Замочная скважина пропускает в комнату яркий луч желтого света. Он берет свое начало там, снаружи, и доходит до платяного шкафа, по пути выхватывая кружащиеся в воздухе пылинки. Иногда лучик подрагивает, слегка меняя свою траекторию. Но это всего лишь слабо покачивается в коридоре от сквозняка его создатель – тусклая керосиновая лампа. В этом слабом свете можно разглядеть маленького обитателя комнаты. Мальчишка лет шести с растрепанными русыми волосами и необыкновенно серыми глазами снова наблюдает за танцем пылинок.
Лучик постепенно бледнеет и прекращает свое существование около детской кроватки с кованой спинкой. Пылинки больше не кружатся. Кажется, все вокруг замирает при ее приближении.
Митя садится и обхватывает колени руками. Страх подбирается совсем близко, опутывая комнату со всех сторон темным липким спрутом. Кажется, он выползает одновременно изо всех щелей, окна, замочной скважины. Шевелит извивающимися щупальцами, норовит лизнуть черным языком, забраться в уши.
Бешеный стук сердца отдается в горле, висках, сливается в унисон с тиканьем старых настенных часов, от чего становится еще громче.
Идет коза рогатая
За малыми ребятами.
Кто в кроватке не спит,
Кто ко мне не идет —
Заберет, заберет, заберет…
Кажется, эту песенку он уже слышал. И опять он не знает, сон это или нет. Сжимает колени руками покрепче, зажмуривает глаза.

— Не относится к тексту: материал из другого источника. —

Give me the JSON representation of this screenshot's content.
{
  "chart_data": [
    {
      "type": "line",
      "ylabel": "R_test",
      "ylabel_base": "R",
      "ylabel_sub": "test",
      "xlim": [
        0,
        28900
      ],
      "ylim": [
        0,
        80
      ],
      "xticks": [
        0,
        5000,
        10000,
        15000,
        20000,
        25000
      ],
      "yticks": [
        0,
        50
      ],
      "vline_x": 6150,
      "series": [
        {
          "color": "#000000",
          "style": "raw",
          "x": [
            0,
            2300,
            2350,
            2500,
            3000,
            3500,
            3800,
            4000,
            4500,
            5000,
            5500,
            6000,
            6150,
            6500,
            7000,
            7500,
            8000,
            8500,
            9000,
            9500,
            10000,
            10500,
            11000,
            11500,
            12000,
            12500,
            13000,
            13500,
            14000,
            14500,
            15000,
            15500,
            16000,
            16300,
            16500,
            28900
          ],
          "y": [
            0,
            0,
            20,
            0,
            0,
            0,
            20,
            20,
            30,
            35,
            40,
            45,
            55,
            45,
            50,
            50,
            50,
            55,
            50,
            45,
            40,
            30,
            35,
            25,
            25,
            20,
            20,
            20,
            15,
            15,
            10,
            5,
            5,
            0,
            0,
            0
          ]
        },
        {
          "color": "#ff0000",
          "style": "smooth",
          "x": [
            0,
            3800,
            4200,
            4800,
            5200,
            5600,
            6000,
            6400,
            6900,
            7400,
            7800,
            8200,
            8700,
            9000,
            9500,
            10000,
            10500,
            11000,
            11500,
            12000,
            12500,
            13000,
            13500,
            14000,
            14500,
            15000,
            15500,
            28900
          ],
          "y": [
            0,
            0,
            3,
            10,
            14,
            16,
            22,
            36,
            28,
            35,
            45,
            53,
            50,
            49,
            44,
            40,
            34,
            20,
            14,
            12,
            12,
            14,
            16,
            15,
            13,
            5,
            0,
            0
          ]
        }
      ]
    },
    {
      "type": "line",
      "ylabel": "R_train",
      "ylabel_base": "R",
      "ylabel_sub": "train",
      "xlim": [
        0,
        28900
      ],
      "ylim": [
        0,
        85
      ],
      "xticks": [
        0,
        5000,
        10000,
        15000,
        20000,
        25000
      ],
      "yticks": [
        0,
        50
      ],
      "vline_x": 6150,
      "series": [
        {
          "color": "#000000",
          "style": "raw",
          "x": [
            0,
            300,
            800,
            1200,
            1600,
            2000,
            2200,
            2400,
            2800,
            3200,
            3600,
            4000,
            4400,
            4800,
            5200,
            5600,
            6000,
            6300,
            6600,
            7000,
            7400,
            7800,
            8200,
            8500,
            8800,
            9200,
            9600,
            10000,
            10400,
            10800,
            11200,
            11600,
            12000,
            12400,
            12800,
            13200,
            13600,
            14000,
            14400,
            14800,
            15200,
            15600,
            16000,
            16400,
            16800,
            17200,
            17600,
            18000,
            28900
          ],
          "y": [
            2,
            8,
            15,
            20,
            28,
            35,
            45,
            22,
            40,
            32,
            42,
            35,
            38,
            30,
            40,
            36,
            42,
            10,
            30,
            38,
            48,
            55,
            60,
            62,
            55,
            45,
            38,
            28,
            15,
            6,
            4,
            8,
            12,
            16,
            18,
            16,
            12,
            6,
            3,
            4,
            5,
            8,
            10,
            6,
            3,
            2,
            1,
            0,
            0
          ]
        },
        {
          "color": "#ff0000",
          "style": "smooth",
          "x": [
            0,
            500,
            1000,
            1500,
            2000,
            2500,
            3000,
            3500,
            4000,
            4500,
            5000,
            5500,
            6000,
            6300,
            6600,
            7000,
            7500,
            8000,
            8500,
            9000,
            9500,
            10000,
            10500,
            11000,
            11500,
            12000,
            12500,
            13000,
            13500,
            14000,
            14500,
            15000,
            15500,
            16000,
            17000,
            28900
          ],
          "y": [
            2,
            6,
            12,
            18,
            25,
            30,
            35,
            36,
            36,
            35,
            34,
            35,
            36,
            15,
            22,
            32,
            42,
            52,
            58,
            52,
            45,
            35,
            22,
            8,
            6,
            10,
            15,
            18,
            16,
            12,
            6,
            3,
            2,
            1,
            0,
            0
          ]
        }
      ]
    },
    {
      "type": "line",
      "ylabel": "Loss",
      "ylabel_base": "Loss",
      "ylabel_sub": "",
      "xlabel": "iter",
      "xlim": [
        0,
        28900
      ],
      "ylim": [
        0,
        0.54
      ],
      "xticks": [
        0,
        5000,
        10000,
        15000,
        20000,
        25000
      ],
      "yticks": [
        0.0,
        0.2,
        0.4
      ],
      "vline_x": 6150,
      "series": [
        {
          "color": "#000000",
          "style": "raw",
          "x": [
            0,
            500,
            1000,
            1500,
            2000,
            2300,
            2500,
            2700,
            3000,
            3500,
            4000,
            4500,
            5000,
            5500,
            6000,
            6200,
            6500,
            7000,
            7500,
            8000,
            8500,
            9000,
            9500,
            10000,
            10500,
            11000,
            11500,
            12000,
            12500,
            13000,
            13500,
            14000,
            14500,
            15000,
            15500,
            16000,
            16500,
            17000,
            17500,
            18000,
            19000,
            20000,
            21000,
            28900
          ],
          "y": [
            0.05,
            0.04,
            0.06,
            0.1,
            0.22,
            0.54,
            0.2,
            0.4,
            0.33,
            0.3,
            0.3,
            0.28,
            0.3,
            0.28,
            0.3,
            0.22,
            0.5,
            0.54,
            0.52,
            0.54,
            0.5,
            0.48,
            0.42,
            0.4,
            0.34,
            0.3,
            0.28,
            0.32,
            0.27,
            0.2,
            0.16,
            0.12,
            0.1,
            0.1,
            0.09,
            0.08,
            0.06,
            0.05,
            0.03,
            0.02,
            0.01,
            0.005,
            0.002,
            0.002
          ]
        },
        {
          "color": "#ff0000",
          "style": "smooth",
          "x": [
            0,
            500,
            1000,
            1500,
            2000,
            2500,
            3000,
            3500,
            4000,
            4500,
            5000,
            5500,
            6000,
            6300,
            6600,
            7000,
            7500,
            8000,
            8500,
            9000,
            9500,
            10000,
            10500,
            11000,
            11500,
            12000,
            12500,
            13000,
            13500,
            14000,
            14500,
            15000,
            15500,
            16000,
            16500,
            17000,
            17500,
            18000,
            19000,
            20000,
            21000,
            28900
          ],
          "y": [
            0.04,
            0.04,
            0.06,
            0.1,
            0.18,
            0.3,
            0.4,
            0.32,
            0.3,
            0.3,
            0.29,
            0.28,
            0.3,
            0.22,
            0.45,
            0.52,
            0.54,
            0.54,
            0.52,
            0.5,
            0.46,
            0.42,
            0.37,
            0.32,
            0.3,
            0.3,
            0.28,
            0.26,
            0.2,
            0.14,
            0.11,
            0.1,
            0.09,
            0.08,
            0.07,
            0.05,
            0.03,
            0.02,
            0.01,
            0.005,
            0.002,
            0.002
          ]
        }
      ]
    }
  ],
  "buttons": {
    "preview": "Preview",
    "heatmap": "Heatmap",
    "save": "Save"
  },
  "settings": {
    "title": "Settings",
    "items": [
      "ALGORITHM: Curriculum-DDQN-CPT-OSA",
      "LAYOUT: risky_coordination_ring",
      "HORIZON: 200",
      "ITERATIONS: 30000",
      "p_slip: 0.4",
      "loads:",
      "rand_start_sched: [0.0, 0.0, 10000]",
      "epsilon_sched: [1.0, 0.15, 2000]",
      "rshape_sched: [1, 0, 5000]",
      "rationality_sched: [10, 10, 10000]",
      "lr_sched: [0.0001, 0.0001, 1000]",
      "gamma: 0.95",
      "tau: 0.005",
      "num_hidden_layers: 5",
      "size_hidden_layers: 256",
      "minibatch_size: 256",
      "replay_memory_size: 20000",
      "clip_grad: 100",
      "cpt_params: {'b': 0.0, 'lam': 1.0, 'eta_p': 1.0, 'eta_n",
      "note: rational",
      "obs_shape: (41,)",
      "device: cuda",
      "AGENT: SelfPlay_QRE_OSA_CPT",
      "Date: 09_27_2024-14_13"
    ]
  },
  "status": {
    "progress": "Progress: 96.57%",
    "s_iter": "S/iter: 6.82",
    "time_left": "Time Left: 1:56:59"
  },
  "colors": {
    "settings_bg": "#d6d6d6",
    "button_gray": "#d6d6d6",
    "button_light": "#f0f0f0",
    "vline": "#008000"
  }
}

Песенка повторяется. Митя чувствует смрадное дыхание, уже совсем близко. Она подступает.
Бабушка… Сейчас необходимо увидеть ее, пусть получится, пожалуйста! Только пусть получится. Жмурит глаза до боли, до появления желто-зеленых кругов. Считает про себя, отмахиваясь от происходящего в комнате: раз, два, три, четыре, пять… пожалуйста… Раз, два, три, четыре, пять. Получилось.
Голубое, без облаков небо, зеленая трава, небольшая березовая роща, и, наконец, она. В зеленом теплом платке, завязанном на небрежный узел, в простом ситцевом платье и фартуке, с палочкой (или, как раньше говорила бабушка, «конем». )
– Баба! – Митя видит бабушку, вышедшую из рощицы. – Баба, ты меня видишь?
Бабушка оборачивается, прислушиваясь. Смотрит по сторонам.
– Баба! – Митя кричит что есть сил, вложив в этот крик все силы.
– Митя… Митенька, ты? – Бабушка наконец замечает его, щурится.
– Баба, это я, подожди! Подожди меня! – Митя бежит к бабушке со всех ног, кидается в ее объятия, прижимает к себе изо всех сил.
– Милый ты мой… Митенька, – баба Марфа вытирает слезы одним концом развязавшегося зеленого платка.
– Баба, мне так страшно… Можно, я останусь тут? – он гладит ласковое, изрезанное морщинами лицо, седые волосы. – Она опять приходила, песни пела. Забрать меня хочет!
– Нет, Митенька. Не время тебе. Ты приходи иногда, когда невмоготу будет. Я уж как могу, берегу тебя, батюшка ты мой.
– Баба, кто она такая?
– Да как хочешь зови. Тетя твоя Теменью ее звала. Знаю, что тяжело тебе, Митенька, но ты сильный. Сильнее всех нас. Тетю береги, вы друг у друга одни остались. Это твоя семья, твой род. А я уж как могу, берегу тебя, мой родной! Пусть отсюда, но берегу…
Марфа накрыла ладошки Мити своими руками, и они сидели так долго-долго, насколько это было возможно.
Вокруг все темнеет. Звук дождя усиливается, барабанит по старым деревянным ставням.
Скрипит кроватка, Митя просыпается.
Он знает точно – бабушка опять помогла. Внимательно смотрит на свою руку – она все еще хранит родное тепло.
Ночные страхи медленно, но уходят. Под стук дождя, с беспросветным небом наступает новый день.